Quanto a ilustres personalidades históricas de Póvoa do Concelho, destacaria, nos meados do  séc. XVII, a título de exemplo, o cavaleiro Francisco de Sequeira, fidalgo de renome de quem se diz ser natural e aqui provavelmente ter morado, após a sua missão bélica e valorosa em Tânger, da qual resultou a monarquia ter-lhe concedido a apreciada quantia de 2 000 réis pelos serviços prestados. Outros haveria a assinalar, mas não será por isso que merecem menor respeito e deixarão de ombrear com os maiores seus antepassados.

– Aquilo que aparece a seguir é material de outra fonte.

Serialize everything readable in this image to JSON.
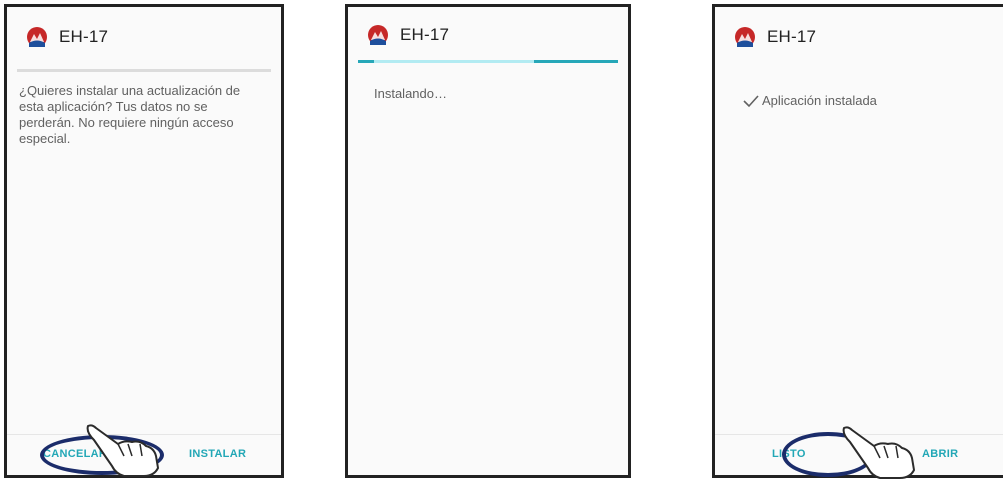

Após esta viagem e chegados aqui, passeando sobre os fundamentos, memória e origens, isto é, a história da minha, da tua, nossa Terra beirã e trancosana, não poderia deixar de vos dirigir o derradeiro convite: vinde e confirmai que a Terra de todos nós nasceu ao colo de Nª. Senhora a cheia de Graça na companhia do Menino-Deus, merecendo a dócil Mãe o nosso duplo compromisso de fidelidade de amor filial e ainda a veneração e devoção profundas à sua imagem colocada, em sentinela, no altor-mor da igreja matriz de Póvoa do Concelho. Salvé, ó Padroeira.

José Condesso

BIBLIOGRAFIA

-- Almanaques Anuários de Trancoso “O BANDARRA” de Santos  Costa;

-- Almanach-Annuários de Trancozo de H. Bravo

-- Livro “Panoramas do Distrito da Guarda” de Manuel Joaquim Barroco;

-- “Jornal A Guarda”;

-- Colaboração de amigos conterrâneos e outras pessoas de estima.
 
Obrigado Professor José Condesso pelo excelente trabalho, que dignificou em muito o nosso Jornal Paroquial. A pesquisa fruto de muito trabalho ficará exposta aqui no nosso Blogue.